研究紹介
振動流による熱輸送促進を利用した熱輸送デバイスの開発
マイクロシステム
マイクロサーマルマネージメント
マイクロサーマルマネージメント
近年、パーソナルコンピュータなどの情報電子機器は、高性能化・小型化が格段に進んでいます。情報電子機器の内部では情報処理のために電力を消費していますが、高性能化に伴ってその消費電力が増加しています。消費された電力は最終的に熱に変わるので、半導体素子からは大量の熱が発生することになります。発生した熱は半導体素子の故障の原因となるために直ちに取り除かなければなりませんが、増加し続ける発熱を除去するのは既存の冷却手段では限界になりつつあります。
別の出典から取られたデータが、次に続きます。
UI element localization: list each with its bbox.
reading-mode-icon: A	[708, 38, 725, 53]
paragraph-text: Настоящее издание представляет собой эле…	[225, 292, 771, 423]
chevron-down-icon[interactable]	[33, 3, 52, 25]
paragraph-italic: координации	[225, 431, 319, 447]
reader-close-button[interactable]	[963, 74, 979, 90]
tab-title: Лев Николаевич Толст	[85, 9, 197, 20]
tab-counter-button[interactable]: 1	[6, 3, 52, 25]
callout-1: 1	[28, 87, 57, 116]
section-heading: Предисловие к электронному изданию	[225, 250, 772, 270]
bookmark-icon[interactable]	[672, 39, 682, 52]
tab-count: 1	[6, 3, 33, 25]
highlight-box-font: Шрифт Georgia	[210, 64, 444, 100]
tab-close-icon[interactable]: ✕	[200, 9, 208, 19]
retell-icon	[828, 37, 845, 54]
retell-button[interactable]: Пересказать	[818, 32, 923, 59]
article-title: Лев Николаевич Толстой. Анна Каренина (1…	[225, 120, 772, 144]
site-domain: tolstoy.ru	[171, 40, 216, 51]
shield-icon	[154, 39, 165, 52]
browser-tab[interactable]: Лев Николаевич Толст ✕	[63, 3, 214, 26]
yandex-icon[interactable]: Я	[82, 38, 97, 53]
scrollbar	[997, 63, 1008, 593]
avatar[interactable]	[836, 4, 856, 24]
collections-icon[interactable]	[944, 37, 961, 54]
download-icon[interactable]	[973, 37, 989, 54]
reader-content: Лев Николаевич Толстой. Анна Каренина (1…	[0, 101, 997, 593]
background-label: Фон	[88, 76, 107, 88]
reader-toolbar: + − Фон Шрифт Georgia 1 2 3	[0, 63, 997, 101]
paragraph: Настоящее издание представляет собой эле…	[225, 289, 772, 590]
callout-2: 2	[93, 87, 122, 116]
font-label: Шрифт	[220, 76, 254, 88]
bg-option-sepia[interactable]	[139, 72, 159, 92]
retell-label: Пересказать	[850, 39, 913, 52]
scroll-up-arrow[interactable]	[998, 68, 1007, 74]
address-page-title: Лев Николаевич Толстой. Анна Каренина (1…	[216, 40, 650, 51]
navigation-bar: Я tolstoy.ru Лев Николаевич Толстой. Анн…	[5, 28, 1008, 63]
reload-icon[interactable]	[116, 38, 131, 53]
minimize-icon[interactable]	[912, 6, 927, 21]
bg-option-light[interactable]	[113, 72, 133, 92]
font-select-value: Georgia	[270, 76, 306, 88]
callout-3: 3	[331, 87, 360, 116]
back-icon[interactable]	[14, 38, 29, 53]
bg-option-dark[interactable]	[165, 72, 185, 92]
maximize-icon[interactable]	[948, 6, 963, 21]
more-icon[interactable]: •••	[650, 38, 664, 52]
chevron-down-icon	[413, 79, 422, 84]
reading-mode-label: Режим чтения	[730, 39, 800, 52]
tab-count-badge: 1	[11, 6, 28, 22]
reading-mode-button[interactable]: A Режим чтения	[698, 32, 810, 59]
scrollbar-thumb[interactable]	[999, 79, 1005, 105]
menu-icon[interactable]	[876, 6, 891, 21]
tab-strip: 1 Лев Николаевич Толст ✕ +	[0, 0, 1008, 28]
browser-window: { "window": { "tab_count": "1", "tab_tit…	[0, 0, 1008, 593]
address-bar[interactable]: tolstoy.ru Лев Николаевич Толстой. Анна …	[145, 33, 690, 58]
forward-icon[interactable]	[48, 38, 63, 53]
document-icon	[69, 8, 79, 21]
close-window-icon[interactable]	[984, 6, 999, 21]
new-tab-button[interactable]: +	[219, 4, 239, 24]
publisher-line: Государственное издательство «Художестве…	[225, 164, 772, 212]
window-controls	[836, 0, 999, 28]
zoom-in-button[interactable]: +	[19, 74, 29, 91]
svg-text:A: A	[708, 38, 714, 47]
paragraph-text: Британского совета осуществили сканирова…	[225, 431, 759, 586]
そこで、新しい冷却デバイスの開発が待望されています。
本研究室では、新しい冷却デバイスとして、振動流による熱輸送促進効果を利用した熱輸送デバイスの開発を検討しています。管内の流体を振動させると、流体自体は1サイクルで元の位置に戻るのにも関わらず、熱は温度の高いほうから低いほうへと大量に輸送されます。そのため、この熱輸送管はドリームパイプと呼ばれています。 本研究室では、振動流を利用した熱輸送管を作成し実効熱伝導率を実験的に測定することにより、熱の良導体である銅の数十倍以上もの熱を輸送することが可能である条件がある事を明らかにしました。
図1 振動流の実効熱伝導率
本研究では、振動流による熱輸送について振動波形や流路形状などの影響を明らかにするために、実験および数値解析を行っています。これまでの研究で、振動波形を正弦波から台形波にすると、実効熱伝導率が向上することがわかっています。